We do not depend on the client
This accuracy class usually requires a person to consciously disclose his location
(probably meant launching client software, such as in smartphones - approx. Transl.) , But the Vaughn method works without the user's consent. As he put it, “This method is customer-independent. The client does not need to confirm anything. ”
You can completely avoid geolocation by sending your traffic through a proxy server; then it will seem that you are in a different place. Vaughn can't get around this; but says that you can at least determine the presence of a proxy and return an empty result instead of a false one.
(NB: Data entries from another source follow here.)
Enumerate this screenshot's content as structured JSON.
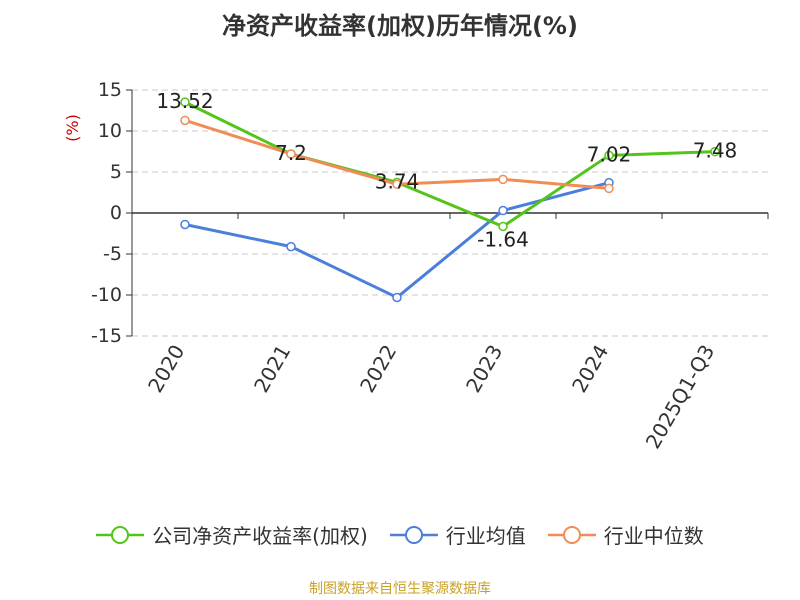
{
  "chart_data": {
    "type": "line",
    "title": "净资产收益率(加权)历年情况(%)",
    "ylabel": "(%)",
    "categories": [
      "2020",
      "2021",
      "2022",
      "2023",
      "2024",
      "2025Q1-Q3"
    ],
    "ylim": [
      -15,
      15
    ],
    "yticks": [
      15,
      10,
      5,
      0,
      -5,
      -10,
      -15
    ],
    "grid": true,
    "legend_position": "bottom",
    "series": [
      {
        "name": "公司净资产收益率(加权)",
        "color": "#52c41a",
        "values": [
          13.52,
          7.2,
          3.74,
          -1.64,
          7.02,
          7.48
        ],
        "labels": [
          "13.52",
          "7.2",
          "3.74",
          "-1.64",
          "7.02",
          "7.48"
        ]
      },
      {
        "name": "行业均值",
        "color": "#4a7fdc",
        "values": [
          -1.4,
          -4.1,
          -10.3,
          0.3,
          3.7,
          null
        ]
      },
      {
        "name": "行业中位数",
        "color": "#f08c55",
        "values": [
          11.3,
          7.2,
          3.5,
          4.1,
          3.0,
          null
        ]
      }
    ]
  },
  "source_text": "制图数据来自恒生聚源数据库"
}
Although the Vaughn method will potentially allow targeting of advertisements right down to a specific street, advertisers themselves may prefer to maintain a wider targeting. “The bulk of brands will not necessarily want such selectivity,” comments Jack Wallington of the London
Internet Advertising Bureau . He notes that the method, however, may be useful in some situations; for example, for hungry office workers, you can show the nearest fast food coupons.
Last week, Vaughn presented his research at the
Usenix Symposium on Networked Systems Design and Implementation in Boston.